Allll this hype will eventually settle. You will have a handful of collections worth a damn, and the rest will slowly bitrot away to nothing in ledgers stuffed in sock drawers, like beanie babies in the attic.

I have no problem with their use as vinyl figures, it just sad and confusing to people when they are also used as deeds to 1of1 pieces of art. Its not the notable artist who wins, its the “vinyl figure” gallery who was lent their name to then going back to selling beanie babies in the next show who won. And it’s not as if they had this notable artist make a limited run of vinyl figures separate from their main portfolio. They are convincing them to showcase their main portfolios of 1of1 physical works in the same space that next week is selling Pokémon cards.

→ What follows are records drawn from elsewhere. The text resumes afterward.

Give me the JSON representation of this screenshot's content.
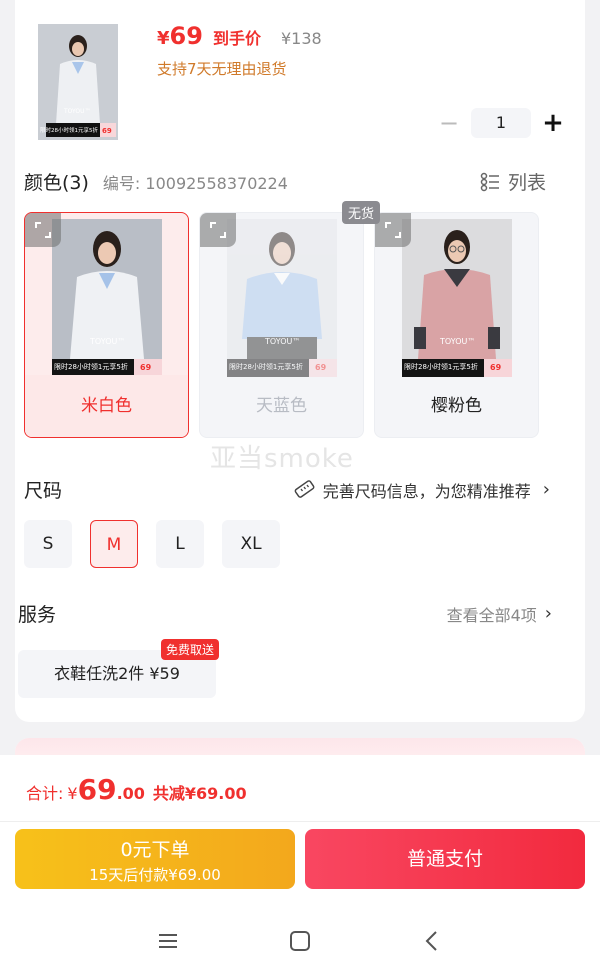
{
  "product": {
    "price_symbol": "¥",
    "price": "69",
    "price_tag": "到手价",
    "original_price": "¥138",
    "return_note": "支持7天无理由退货",
    "quantity": "1",
    "thumb_brand": "TOYOU™",
    "thumb_promo": "限时28小时领1元享5折",
    "thumb_price": "69"
  },
  "color": {
    "title": "颜色(3)",
    "sku_code": "编号: 10092558370224",
    "list_label": "列表",
    "sold_out_badge": "无货",
    "options": [
      {
        "label": "米白色",
        "brand": "TOYOU™",
        "promo": "限时28小时领1元享5折",
        "price": "69"
      },
      {
        "label": "天蓝色",
        "brand": "TOYOU™",
        "promo": "限时28小时领1元享5折",
        "price": "69"
      },
      {
        "label": "樱粉色",
        "brand": "TOYOU™",
        "promo": "限时28小时领1元享5折",
        "price": "69"
      }
    ]
  },
  "size": {
    "title": "尺码",
    "recommend": "完善尺码信息，为您精准推荐",
    "options": [
      "S",
      "M",
      "L",
      "XL"
    ]
  },
  "service": {
    "title": "服务",
    "see_all": "查看全部4项",
    "item": "衣鞋任洗2件  ¥59",
    "badge": "免费取送"
  },
  "watermark": "亚当smoke",
  "footer": {
    "total_label": "合计:",
    "total_symbol": "¥",
    "total_int": "69",
    "total_dec": ".00",
    "saving": "共减¥69.00",
    "zero_line1": "0元下单",
    "zero_line2": "15天后付款¥69.00",
    "pay_label": "普通支付"
  },
  "colors": {
    "accent_red": "#f0302e",
    "gold": "#f3b01b",
    "pink_button": "#f22a3e"
  }
}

OH let's also dispense with this idea that provenance is the only important thing. "Owning" a collectible is more than a receipt proving you paid money.

When you own a collectible, it has physicality, weight, presence. You put it on a shelf. People must be guests in order to view it. Part of its rarity is that anyone on the street who wants to even see it SIMPLY CAN'T. Right-clicking is an effective meme, because it lays bare the fact that experiencing an NFT is not an exclusive privilege -- anyone can have the *exact* same experience as the owner just by opening a browser in their underwear.

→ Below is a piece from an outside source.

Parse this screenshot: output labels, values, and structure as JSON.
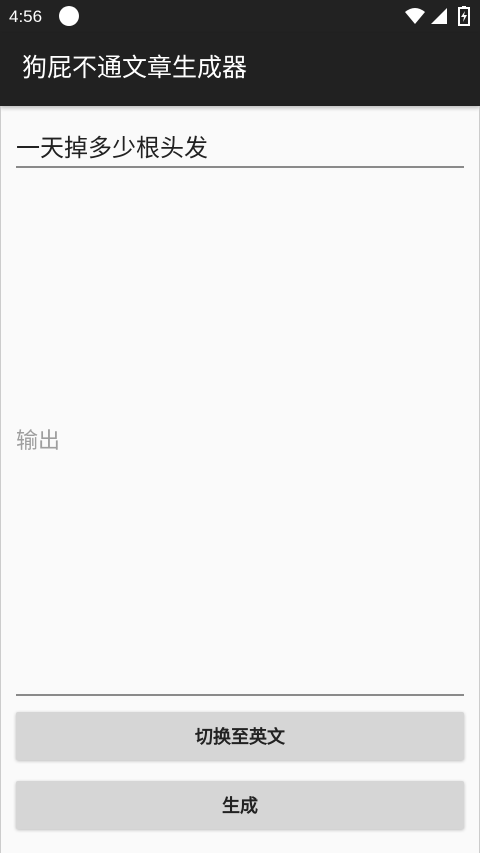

I bought a cryptokitty for a few bucks because at least it was interesting to see the smart contract birth a new kitty. Was it an investment? Hell no. Most NFTs (nearly all) are incredibly… pointless. Real world asset tokenization (which many could be represented by a NFT-like contract) makes more sense… but most are not going to be bearer assets.

NFTs is not just collectibles though. Yes, that's its main attraction now but a lot more can be achieved with NFTs.

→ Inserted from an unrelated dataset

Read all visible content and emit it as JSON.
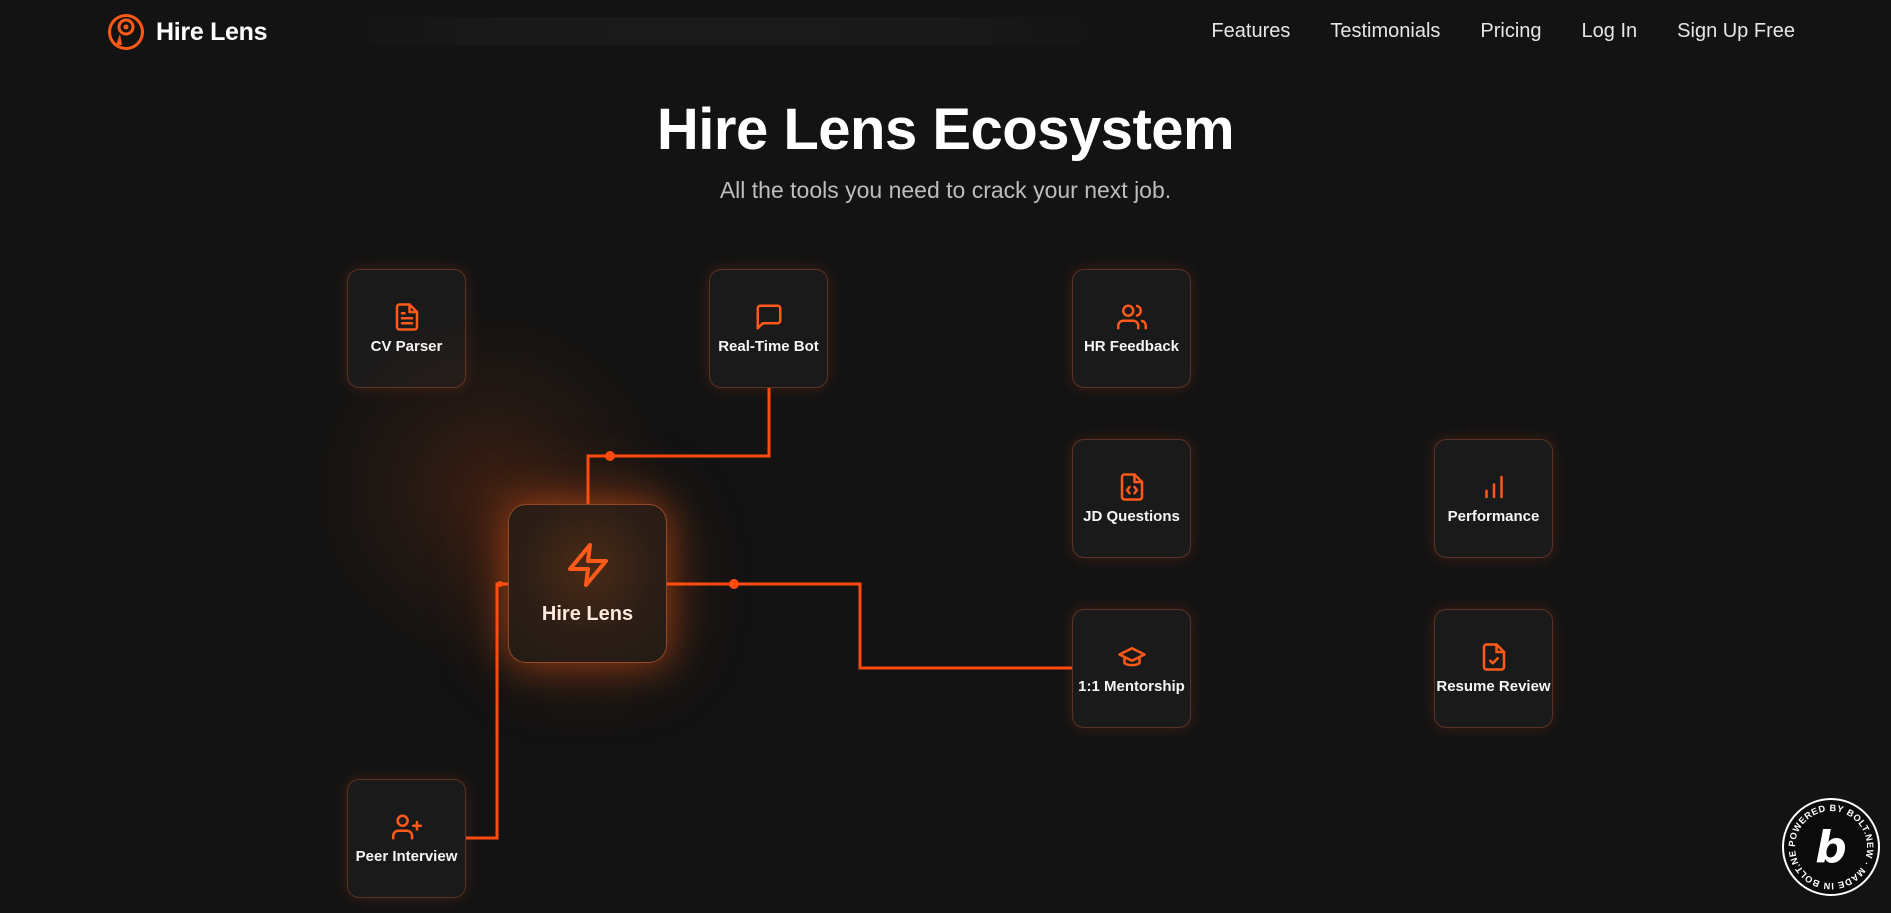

For example, in India - a police station use NFTs to publish cases filed so that no one can change it.

Also, a university here issues degree certificate as NFT so anyone in the world can verify.

Those new use cases are slowly popping off now

But you can change the url that the nft is pointing to right?

Or more correctly the asset that the nft url is pointing to?

No.

NFTs here are used heavily on Solana, Avalanche, TON. The NFTs are not just a link to a centralized server there.

Compressed NFTs can be upload onchain on Solana. And that's what is done.

Why doesnt the police station simply hash the original document to verify it hasnt been altered? No fees to be paid and no need to pollute a public digital Commons with ephemeral data

NGL most of these third world blockchain solutions sound like some corrupt official was bribed to greenlight another useless X-but-in-the-Blockchain project that a group of investors was looking to dump on a taxpaying public.

Yes there are many such cases.

But out of those many are trying to innovate as well. Those failure attempts will lead us to someone really efficient.

How do I tell rest of community that I have a hash and that isn't altered if it isn't on a public ledger?

Why do you care if it is just a matter between the state and you. The state and you are the only two parties who care about trustlessness at that juncture.

Also you don't "own" the nft. You own a licensing contract to the nft.

Licensing contract can have any amount of restrictions.

You're understanding of NFTs come from Ethereum only then.

Isn't it then confusing if it's all called NFTs? Are some NFTs more nft than others?